Custom OpenCL kernel question

I'm trying to write a custom kernel to implement algorythm like this:

PHP Code:
$static_salt1 "123jjdsfhjrhfjrhdkedjkewdjdwjdwkjdkewjdkewjdkewjkdjwefjrhfjrhfjrhfjrhfjhrjfhrjsbdnsbdfrfjeh4jh43jhj34hjd3hdjbnbedbwedkjewbdkjedwkejdefre\n\rs";
$static_salt2 "djkedjewkdewjkdjk32bj3432h4o3240324h32432hjsdnbkjdnakdsadhldkhlhd3ljlk3dl4kdj43lkdj43ld3";
$hash md5($static_salt2.md5(md5(md5($pass).$static_salt1))); 

$static_salt1 is more than 64 symbols and contains special symbols like "\r\n", $static_salt2 is more than 64 symbols as well, both are fixed for every hash.

Obviously, because of the big fixed salts I can't use optimized kernel feature, so I'm trying to figure out how to write pure OpenCL kernel.

I'm a total noob in C / hashcat, but previously I've implemented similar algorythm in hashcat-legacy and it works there, but new hashcat has completely different architecture. In hashcat-legacy it was easier because there were multiple examples of hash algorithms using fixed salts, but I can't find any proper examples in new hashcat code base.

Where/How  should I pass both these static salts? 

Do I do this directly in OpenCL kernel?

Should I put both salts definition in include/interface.h ?

Maybe you can point me into some example algorithm which passes multiple static salts as an example.

Sorry, for stupid questions just trying to figure it out.

If both salts are fixed you can hardcode them into the kernel code, saves you some work. See kernel 2610 to get any idea on how to start.
(06-22-2018, 09:52 AM)atom Wrote: If both salts are fixed you can hardcode them into the kernel code, saves you some work. See kernel 2610 to get any idea on how to start.

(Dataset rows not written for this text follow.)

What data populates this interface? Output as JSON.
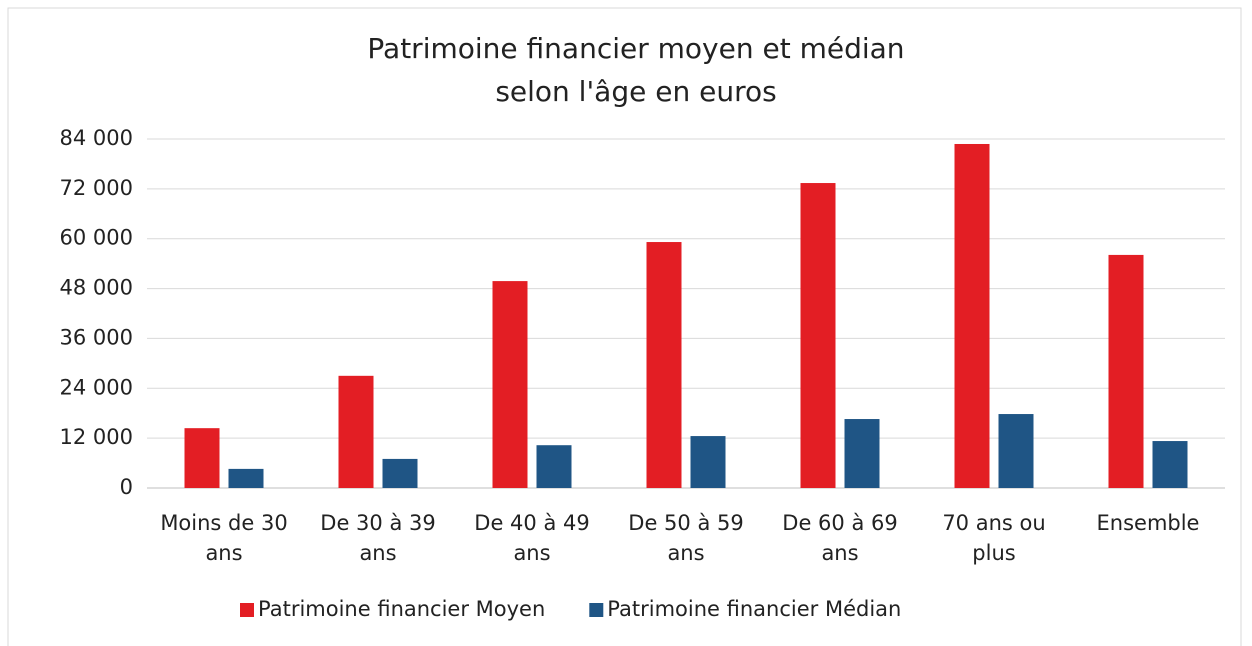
{
  "chart_data": {
    "type": "bar",
    "title": [
      "Patrimoine financier moyen et médian",
      "selon l'âge en euros"
    ],
    "categories": [
      "Moins de 30 ans",
      "De 30 à 39 ans",
      "De 40 à 49 ans",
      "De 50 à 59 ans",
      "De 60 à 69 ans",
      "70 ans ou plus",
      "Ensemble"
    ],
    "series": [
      {
        "name": "Patrimoine financier  Moyen",
        "color": "#e31e24",
        "values": [
          14400,
          27000,
          49800,
          59200,
          73400,
          82800,
          56100
        ]
      },
      {
        "name": "Patrimoine financier  Médian",
        "color": "#1f5585",
        "values": [
          4600,
          7000,
          10300,
          12500,
          16600,
          17800,
          11300
        ]
      }
    ],
    "ylim": [
      0,
      84000
    ],
    "yticks": [
      0,
      {
        "value": 12000,
        "label": "12 000"
      },
      {
        "value": 24000,
        "label": "24 000"
      },
      {
        "value": 36000,
        "label": "36 000"
      },
      {
        "value": 48000,
        "label": "48 000"
      },
      {
        "value": 60000,
        "label": "60 000"
      },
      {
        "value": 72000,
        "label": "72 000"
      },
      {
        "value": 84000,
        "label": "84 000"
      }
    ],
    "grid": true,
    "legend": "bottom"
  }
}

Interestingly, I can't find any mentions on 2610 algorithm in src/interface.c

Thanks for the tip, looking into it!

EDIT: ok, I think I got it - it's just a general type kernel which is used in multiple algorithms.
Finally, after a day of struggling I was able to implement what I've needed!

It's very tricky to pass multiple salts to a kernel, I had to use concatenated salt in parsing function (src/interface.c) and then pad every single salt with 0 bytes at the end so it aligns properly to 4 bytes when read in the kernel.

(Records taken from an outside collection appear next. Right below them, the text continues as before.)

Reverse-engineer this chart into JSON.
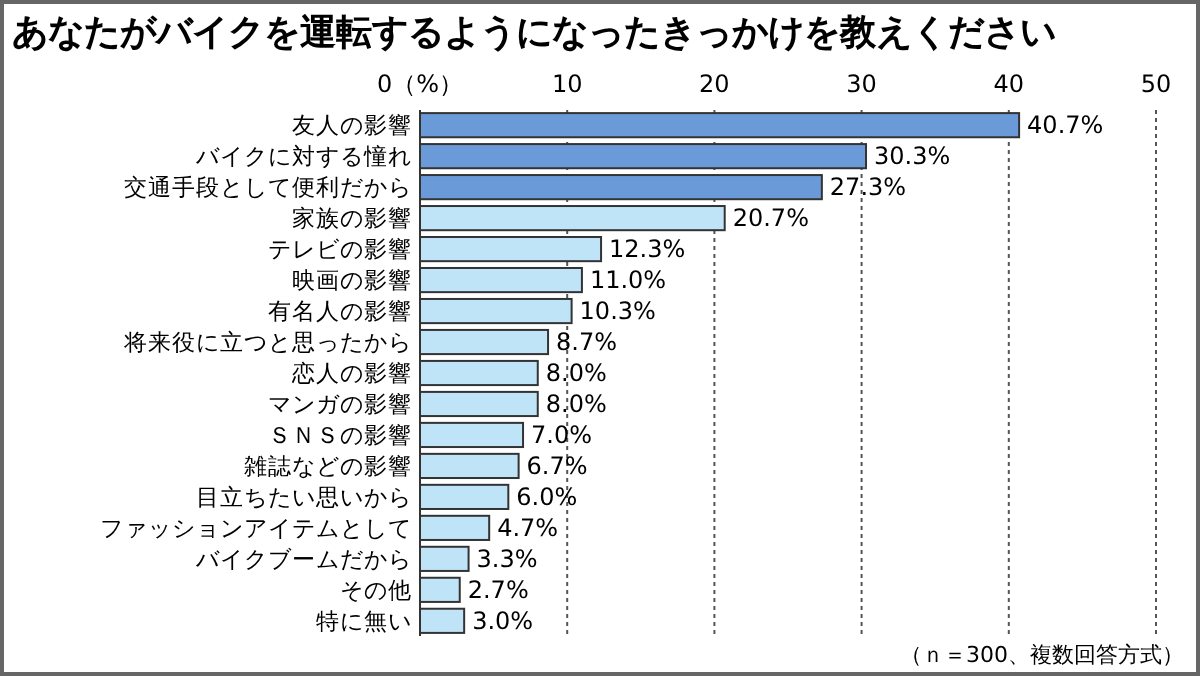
{
  "chart_data": {
    "type": "bar",
    "orientation": "horizontal",
    "title": "あなたがバイクを運転するようになったきっかけを教えください",
    "categories": [
      "友人の影響",
      "バイクに対する憧れ",
      "交通手段として便利だから",
      "家族の影響",
      "テレビの影響",
      "映画の影響",
      "有名人の影響",
      "将来役に立つと思ったから",
      "恋人の影響",
      "マンガの影響",
      "ＳＮＳの影響",
      "雑誌などの影響",
      "目立ちたい思いから",
      "ファッションアイテムとして",
      "バイクブームだから",
      "その他",
      "特に無い"
    ],
    "values": [
      40.7,
      30.3,
      27.3,
      20.7,
      12.3,
      11.0,
      10.3,
      8.7,
      8.0,
      8.0,
      7.0,
      6.7,
      6.0,
      4.7,
      3.3,
      2.7,
      3.0
    ],
    "colors": [
      "#6a9bd8",
      "#6a9bd8",
      "#6a9bd8",
      "#bfe3f7",
      "#bfe3f7",
      "#bfe3f7",
      "#bfe3f7",
      "#bfe3f7",
      "#bfe3f7",
      "#bfe3f7",
      "#bfe3f7",
      "#bfe3f7",
      "#bfe3f7",
      "#bfe3f7",
      "#bfe3f7",
      "#bfe3f7",
      "#bfe3f7"
    ],
    "value_labels": [
      "40.7%",
      "30.3%",
      "27.3%",
      "20.7%",
      "12.3%",
      "11.0%",
      "10.3%",
      "8.7%",
      "8.0%",
      "8.0%",
      "7.0%",
      "6.7%",
      "6.0%",
      "4.7%",
      "3.3%",
      "2.7%",
      "3.0%"
    ],
    "xlim": [
      0,
      50
    ],
    "xticks": [
      {
        "value": 0,
        "label": "0（%）"
      },
      10,
      20,
      30,
      40,
      50
    ],
    "grid": "x",
    "annotations": [
      "（ｎ＝300、複数回答方式）"
    ]
  }
}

Not an easy task to understand everything that is going on in the hashcat.

That was fun though implementing the algorithm!

The speed I have with pure unoptimized kernel is:
Session..........: hashcat
Status...........: Running
Hash.Type........: Custom
Hash.Target......: test
Time.Started.....: Sat Jun 23 14:48:37 2018 (3 mins, 38 secs)
Time.Estimated...: Sat Jun 23 15:36:59 2018 (44 mins, 44 secs)
Guess.Base.......: File (wordlist.01)
Guess.Mod........: Rules (testrules.all.rule)
Guess.Queue......: 2/7 (28.57%)
Speed.Dev.#2.....:   251.6 MH/s (86.18ms) @ Accel:64 Loops:32 Thr:384 Vec:1
Speed.Dev.#3.....:   185.2 MH/s (82.36ms) @ Accel:64 Loops:32 Thr:384 Vec:1
Speed.Dev.#4.....:   258.9 MH/s (82.06ms) @ Accel:64 Loops:32 Thr:384 Vec:1
Speed.Dev.#*.....:   695.8 MH/s
Recovered........: 31/100000 (0.00%) Digests, 0/1 (0.00%) Salts
Recovered/Time...: CUR:2,N/A,N/A AVG:2,132,3178 (Min,Hour,Day)
Progress.........: 151133356032/2019302727279 (7.48%)
Rejected.........: 0/151133356032 (0.00%)
Restore.Point....: 0/9122133 (0.00%)
Candidates.#2....: 2u -> f0shw
Candidates.#3....: 8vf0gHW717 -> ar246801hotel
Candidates.#4....: jh ->
HWMon.Dev.#2.....: Temp: 56c Fan:100% Util:  0% Core:1885MHz Mem:5005MHz Bus:8
HWMon.Dev.#3.....: Temp: 59c Fan:100% Util:  0% Core:1860MHz Mem:4513MHz Bus:16
HWMon.Dev.#4.....: Temp: 54c Fan:100% Util:  0% Core:1847MHz Mem:5005MHz Bus:16

Still better speed than what I was getting with hashcat-legacy!
It seems though I'm not getting full utilization on my GPUs for some reason?

Is it because of the pure kernel?

NOTE: I'm using big wordlist with huge rules, so there is no warning regarding "provide more work, etc".